Worth the Read: The Church Fathers


In the Gospel according to St. Matthew, Matthew tells how people brought their children to Jesus so he could lay their hands on them. The Apostles tried to prevent this, but Christ said, “Let the little children come to me, and do not hinder them, for the kingdom of heaven belongs to such as these.” (Matt 19:14). According to tradition, one of these very children would go on to become St. Ignatius.

St. Ignatius of Antioch was a disciple of St. John the Apostle and became Bishop of Antioch. There, he was condemned to die, dragged to Rome in chains and eaten by lions in the Colosseum.

On his journey, he wrote several epistles to churches affirming the core of the Gospel and encouraging the Christian communities to follow in the path of orthodoxy. Ignatius writes, “There is one Physician who is possessed both of flesh and spirit; both made and not made; God existing in flesh; true life in death; both of Mary and of God; first passible and then impassible, even Jesus Christ our Lord” (Letter to the Ephesians, Ch. 7). He extolls the churches to stay away from heterodox doctrines and teachers. Ignatius was the first to talk about the church as a universal entity.

His last letter he writes to his friend and fellow disciple of John, St. Polycarp. Polycarp was much younger than Ignatius and was somewhat of a protégé. Ignatius writes, “The only thing I ask of you is to allow me to offer the libation of my blood to God. I am the wheat of the Lord; may I be ground by the teeth of the beasts to become the immaculate bread of Christ.”

People think of martyrdom as a grim affair, and I’m not arguing it’s not, but the thing that always strikes me about the Saint’s epistles is the joy with which he meets his fate. He’s looking forward to being martyred. But it’s not just that he has a death wish; rather, he knows where he’s going. So, when he runs towards death, he’s not running towards destruction, but instead back into the arms of Christ.

I think we all wish we had faith like that. The Apostolic Fathers, as they’re called, were the generation of preachers and teachers immediately following the apostles, many of whom knew the disciples personally. Outside of the aforementioned Ignatius and Polycarp, there was also St. Clement of Rome, the third successor of St. Peter’s bishopric. His epistle to the church in Corinth, 1 Clement, is the oldest church letter outside of the canon of the New Testament.

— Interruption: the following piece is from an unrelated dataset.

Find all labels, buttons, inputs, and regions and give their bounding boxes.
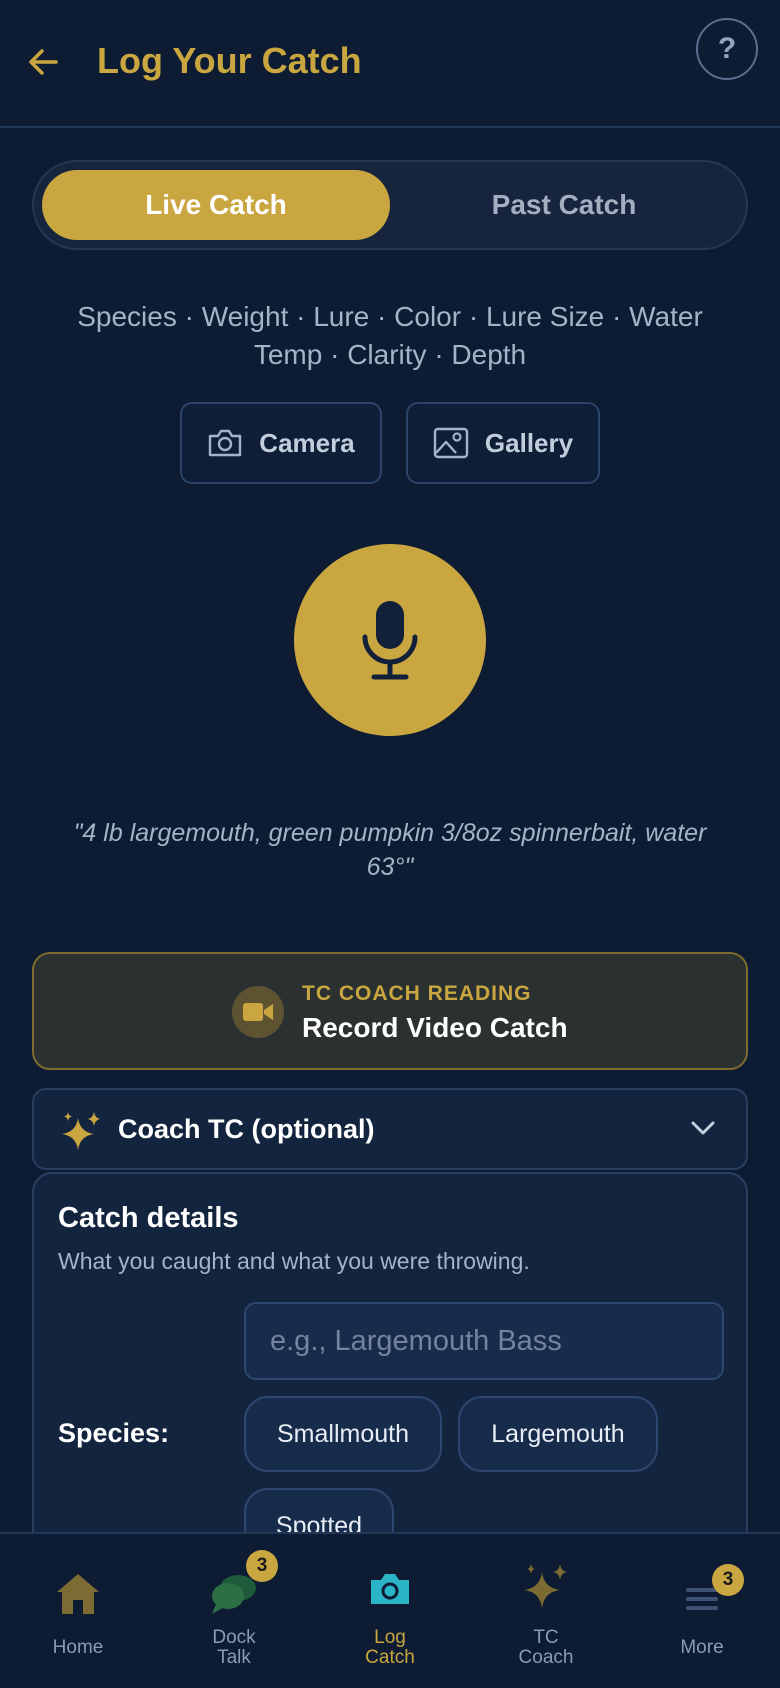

A big problem I see with American Christianity is not so much an ignorance of the Bible (though that is an issue) but an ignorance of history. For most of the students at JBU, knowledge of church history is limited to the book of Acts…maybe some vague knowledge of the reformation…and now there’s just Hillsong.

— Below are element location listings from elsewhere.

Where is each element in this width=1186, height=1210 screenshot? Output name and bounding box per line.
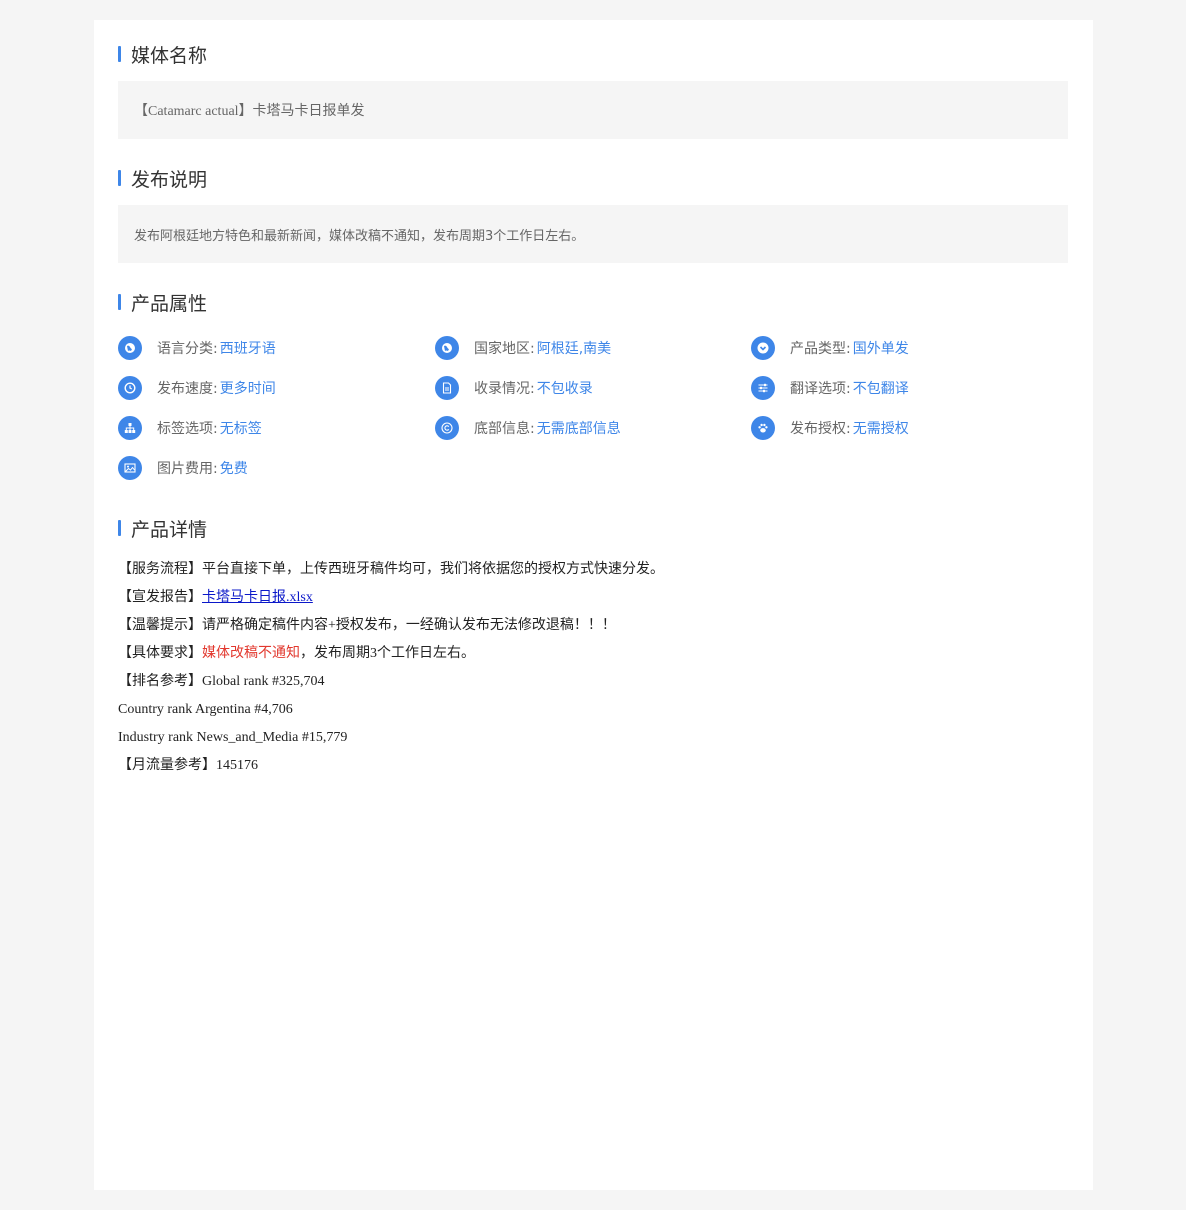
attr-authorization-value: 无需授权 <box>852 421 909 437</box>
service-flow-prefix: 【服务流程】 <box>118 562 202 577</box>
product-details-content: 【服务流程】平台直接下单，上传西班牙稿件均可，我们将依据您的授权方式快速分发。 … <box>118 556 664 780</box>
attr-type-label: 产品类型: <box>790 341 851 357</box>
rank-prefix: 【排名参考】 <box>118 674 202 689</box>
attr-region-value: 阿根廷,南美 <box>536 341 612 357</box>
attr-type-value: 国外单发 <box>852 341 909 357</box>
attr-language-value: 西班牙语 <box>219 341 276 357</box>
country-rank-line: Country rank Argentina #4,706 <box>118 702 293 717</box>
attr-speed-label: 发布速度: <box>157 381 218 397</box>
requirement-prefix: 【具体要求】 <box>118 646 202 661</box>
media-name-title: 媒体名称 <box>118 42 207 67</box>
attr-authorization: 发布授权: 无需授权 <box>751 416 909 440</box>
sitemap-icon <box>118 416 142 440</box>
service-flow-text: 平台直接下单，上传西班牙稿件均可，我们将依据您的授权方式快速分发。 <box>202 562 664 577</box>
attr-footer-label: 底部信息: <box>474 421 535 437</box>
globe-icon <box>435 336 459 360</box>
rank-line: 【排名参考】Global rank #325,704 <box>118 668 664 696</box>
sliders-icon <box>751 376 775 400</box>
attr-image-fee: 图片费用: 免费 <box>118 456 248 480</box>
global-rank: Global rank #325,704 <box>202 674 325 689</box>
attr-tags-value: 无标签 <box>219 421 262 437</box>
attr-authorization-label: 发布授权: <box>790 421 851 437</box>
product-attributes-title: 产品属性 <box>118 290 207 315</box>
product-detail-card: 媒体名称 【Catamarc actual】卡塔马卡日报单发 发布说明 发布阿根… <box>94 20 1093 1190</box>
attr-indexing: 收录情况: 不包收录 <box>435 376 593 400</box>
report-prefix: 【宣发报告】 <box>118 590 202 605</box>
attr-footer-value: 无需底部信息 <box>536 421 621 437</box>
attr-language: 语言分类: 西班牙语 <box>118 336 276 360</box>
attr-speed-value: 更多时间 <box>219 381 276 397</box>
traffic-value: 145176 <box>216 758 258 773</box>
attr-tags-label: 标签选项: <box>157 421 218 437</box>
attr-region-label: 国家地区: <box>474 341 535 357</box>
attr-image-fee-value: 免费 <box>219 461 248 477</box>
industry-rank-line: Industry rank News_and_Media #15,779 <box>118 730 348 745</box>
report-line: 【宣发报告】卡塔马卡日报.xlsx <box>118 584 664 612</box>
attr-footer: 底部信息: 无需底部信息 <box>435 416 621 440</box>
attr-speed: 发布速度: 更多时间 <box>118 376 276 400</box>
media-name-value: 【Catamarc actual】卡塔马卡日报单发 <box>134 104 365 119</box>
attr-tags: 标签选项: 无标签 <box>118 416 262 440</box>
requirement-line: 【具体要求】媒体改稿不通知，发布周期3个工作日左右。 <box>118 640 664 668</box>
publish-notes-title: 发布说明 <box>118 166 207 191</box>
attr-indexing-value: 不包收录 <box>536 381 593 397</box>
tip-prefix: 【温馨提示】 <box>118 618 202 633</box>
traffic-line: 【月流量参考】145176 <box>118 752 664 780</box>
clock-icon <box>118 376 142 400</box>
requirement-text: ，发布周期3个工作日左右。 <box>300 646 475 661</box>
globe-icon <box>118 336 142 360</box>
attr-language-label: 语言分类: <box>157 341 218 357</box>
attr-region: 国家地区: 阿根廷,南美 <box>435 336 611 360</box>
publish-notes-box: 发布阿根廷地方特色和最新新闻，媒体改稿不通知，发布周期3个工作日左右。 <box>118 205 1068 263</box>
attr-image-fee-label: 图片费用: <box>157 461 218 477</box>
traffic-prefix: 【月流量参考】 <box>118 758 216 773</box>
requirement-warning: 媒体改稿不通知 <box>202 646 300 661</box>
tip-line: 【温馨提示】请严格确定稿件内容+授权发布，一经确认发布无法修改退稿！！！ <box>118 612 664 640</box>
copyright-icon <box>435 416 459 440</box>
service-flow-line: 【服务流程】平台直接下单，上传西班牙稿件均可，我们将依据您的授权方式快速分发。 <box>118 556 664 584</box>
tip-text: 请严格确定稿件内容+授权发布，一经确认发布无法修改退稿！！！ <box>202 618 616 633</box>
attr-translation-value: 不包翻译 <box>852 381 909 397</box>
chevron-down-circle-icon <box>751 336 775 360</box>
attr-translation-label: 翻译选项: <box>790 381 851 397</box>
image-icon <box>118 456 142 480</box>
attr-type: 产品类型: 国外单发 <box>751 336 909 360</box>
publish-notes-text: 发布阿根廷地方特色和最新新闻，媒体改稿不通知，发布周期3个工作日左右。 <box>134 228 585 244</box>
product-details-title: 产品详情 <box>118 516 207 541</box>
media-name-box: 【Catamarc actual】卡塔马卡日报单发 <box>118 81 1068 139</box>
paw-icon <box>751 416 775 440</box>
attr-indexing-label: 收录情况: <box>474 381 535 397</box>
report-download-link[interactable]: 卡塔马卡日报.xlsx <box>202 590 313 605</box>
attr-translation: 翻译选项: 不包翻译 <box>751 376 909 400</box>
document-icon <box>435 376 459 400</box>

The Doctrine of Sola Scriptura (the belief of scripture alone held by most protestant churches) doesn’t mean you only need the Bible, rather that the Bible is the highest form of authority. The reformers encouraged the church to limit itself to Scripture, but they weren’t progressives—they were reactionaries. Luther and Calvin thought the church had strayed from the vision laid out in the fathers and appealed to them (the fathers, that is) in their argumentation against the church.

But it’s not just about theology. I think we can also learn from the witness of the fathers. Sixty years after the death of St. Ignatius, St. Polycarp, now an old man in his 80’s, was also condemned to die, to be burned at the stake in front of hundreds of people. For a final time, he was asked to renounce his faith to save his life. He replied, "Eighty and six years have I served Christ, nor has He ever done me any harm. How, then, could I blaspheme my King who saved Me?” (The Martyrdom of Polycarp).

I think every JBU student should read the fathers, but, more so, I think every Christian would benefit from their wisdom. If Christ is the blueprint and the Bible is the foundation of our faith, then the fathers are the framework and the scaffolding. It’s not an understatement to say without them, Christianity would be unrecognizable.